Monday's release of a devastating audit of Attawapiskat's finances delivered what looked like a knockout blow to the Idle No More movement. Then Tuesday brought word of a community in full lock-down mode as a Global TV crew was escorted out of the reserve.
Canadians were treated to our own domestic example of media as blood sport, a game in which Attawapiskat Chief Theresa Spence came off as disastrously outwitted and outmatched.
But while Spence is down, she's not yet out. Her critics might do well to read the final report of Canada's former auditor-general, Sheila Fraser, reviewed below, before condemning her.
And it may be a huge mistake to think that the resolve of Idle No More, a grassroots movement for transformative change in First Nations governance, can be extinguished by an act as simple as the public humiliation of the leader of a tiny destitute North Ontario village.
Idle No More won't vanish just because a prime minister could and did make mincemeat out of Spence in front of the whole country; it just might get stronger.
CODED TO FAIL
In her final report to Parliament in June 2011, Fraser took the extraordinary step of calling special attention to First Nations governance, a report that should be required reading for every commenter on this subject.
While Canada's journalists stand agog at the revelation that a remote village of 1,500 souls would have trouble accounting for over $100 million in spending, anyone reading the Fraser report could predict it with their eyes closed.
The Deloitte & Touche audit of Attawapiskat is a textbook outcome of the fatal weakness in Canada's current model of First Nations governance, which is coded to fail. There could be hundreds of Attawapiskats.
Canadians across the country are accustomed to provincial governments delivering health care, education, social services, policing, housing, and a host of other services managed by a sophisticated network of highly trained and educated specialists. Fraser notes:
(P)rovinces have developed school boards, health services boards, and social service organizations. These organizations... supply vital expertise... and develop a means of efficient and effective delivery of services.
Armies of managers and accountants control complex systems designed for accuracy and accountability. And all governments have trouble maintaining detailed records of the myriad transactions involved. Yet the level of service Canadians take as a birthright is outside the experience of First Nations communities. Canadian First Nations nationally comprise a population roughly the size of New Brunswick, and Fraser outlines the model that serves them:
The federal government established each First Nation band as an autonomous entity and provides separate program funding to each. Many of these First Nations are small, consisting of communities that often have fewer than 500 residents. There are more than 600 First Nations across Canada. Many of them are hampered by the lack of expertise to meet the administrative requirements for delivering key programs within their reserves. They often do not have the benefit of school boards, health boards, or other regional bodies to support the First Nations as they provide services to community members.
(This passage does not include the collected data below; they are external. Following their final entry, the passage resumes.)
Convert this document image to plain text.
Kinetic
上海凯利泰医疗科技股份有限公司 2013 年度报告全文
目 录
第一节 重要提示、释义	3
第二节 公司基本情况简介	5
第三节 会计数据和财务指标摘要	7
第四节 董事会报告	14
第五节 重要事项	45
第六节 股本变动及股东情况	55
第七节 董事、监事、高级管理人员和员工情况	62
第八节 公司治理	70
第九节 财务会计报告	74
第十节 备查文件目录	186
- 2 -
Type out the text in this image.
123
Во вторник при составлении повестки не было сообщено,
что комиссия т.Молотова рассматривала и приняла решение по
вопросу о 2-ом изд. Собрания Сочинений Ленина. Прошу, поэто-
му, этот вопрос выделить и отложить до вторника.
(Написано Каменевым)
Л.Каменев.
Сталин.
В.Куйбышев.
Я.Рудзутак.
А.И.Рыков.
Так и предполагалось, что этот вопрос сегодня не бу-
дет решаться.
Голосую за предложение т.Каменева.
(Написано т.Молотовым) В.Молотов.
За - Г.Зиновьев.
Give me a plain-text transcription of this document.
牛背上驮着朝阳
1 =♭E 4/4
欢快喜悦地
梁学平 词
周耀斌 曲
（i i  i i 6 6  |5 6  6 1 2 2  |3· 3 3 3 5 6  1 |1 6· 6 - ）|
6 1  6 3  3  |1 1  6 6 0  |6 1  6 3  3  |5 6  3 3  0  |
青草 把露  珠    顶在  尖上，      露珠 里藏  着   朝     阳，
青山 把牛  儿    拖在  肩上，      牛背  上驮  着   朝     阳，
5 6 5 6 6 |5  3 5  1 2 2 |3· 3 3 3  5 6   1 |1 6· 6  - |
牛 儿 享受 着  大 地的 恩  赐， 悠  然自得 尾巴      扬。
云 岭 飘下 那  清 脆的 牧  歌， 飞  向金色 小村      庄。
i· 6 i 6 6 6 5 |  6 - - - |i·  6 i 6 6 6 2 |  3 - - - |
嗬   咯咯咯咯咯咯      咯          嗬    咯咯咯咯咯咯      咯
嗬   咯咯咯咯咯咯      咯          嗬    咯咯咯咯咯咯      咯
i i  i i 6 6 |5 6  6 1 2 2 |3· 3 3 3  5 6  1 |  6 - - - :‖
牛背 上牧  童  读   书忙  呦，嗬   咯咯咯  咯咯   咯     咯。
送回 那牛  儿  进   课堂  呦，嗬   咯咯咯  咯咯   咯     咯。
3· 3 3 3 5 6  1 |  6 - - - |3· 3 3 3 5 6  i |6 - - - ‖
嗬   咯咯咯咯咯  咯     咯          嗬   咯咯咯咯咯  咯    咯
(Bolded sentence is my emphasis.)
In other words, each one of our 600 First Nations communities, many of them mere hamlets, separately delivers the full spectrum of services normally provided by a single provincial government. And they do this for one of the most troubled and vulnerable populations in the world, largely without benefit of highly trained employees necessary to competently oversee the process, in a high-cost environment, on a smaller per capita budget.
Does anyone know what the average First Nations chief's level of training and management experience is? Or the average training and experience of band councillors? How many building inspectors live within 50 miles of Attawapiskat? How about CAs, CGAs or project managers capable of supervising and maintaining records on multiple construction sites?
Fraser puts her finger on the problem: we have made completely inappropriate demands of tiny villages. Let's be honest. Most Canadian mayors, First Nations or not, could never do the job Chief Spence was expected to perform with the experience, assets and human resources at her disposal.
First Nations leadership must accept responsibility here as well. They are obligated to negotiate an achievable governance model.
And this is not just a matter of concern to First Nations citizens. Canada as a whole has vital national interests that require moderate stewardship. A calm, measured and understanding response to this situation will take the government far. Backing First Nations citizens into a corner and humiliating their iconic leaders is not a promising start to real engagement with a situation that rightly demands a remedy.
No one needs responsive government more than Canada's most vulnerable citizens, and we are failing them. The responsibility lies with us, and with the First Nations leadership, to fix this.
Idle No More calls for transformative rather than incremental change in their system of government. Their most convincing argument can be found right in the pages of the former auditor-general's final report to Parliament.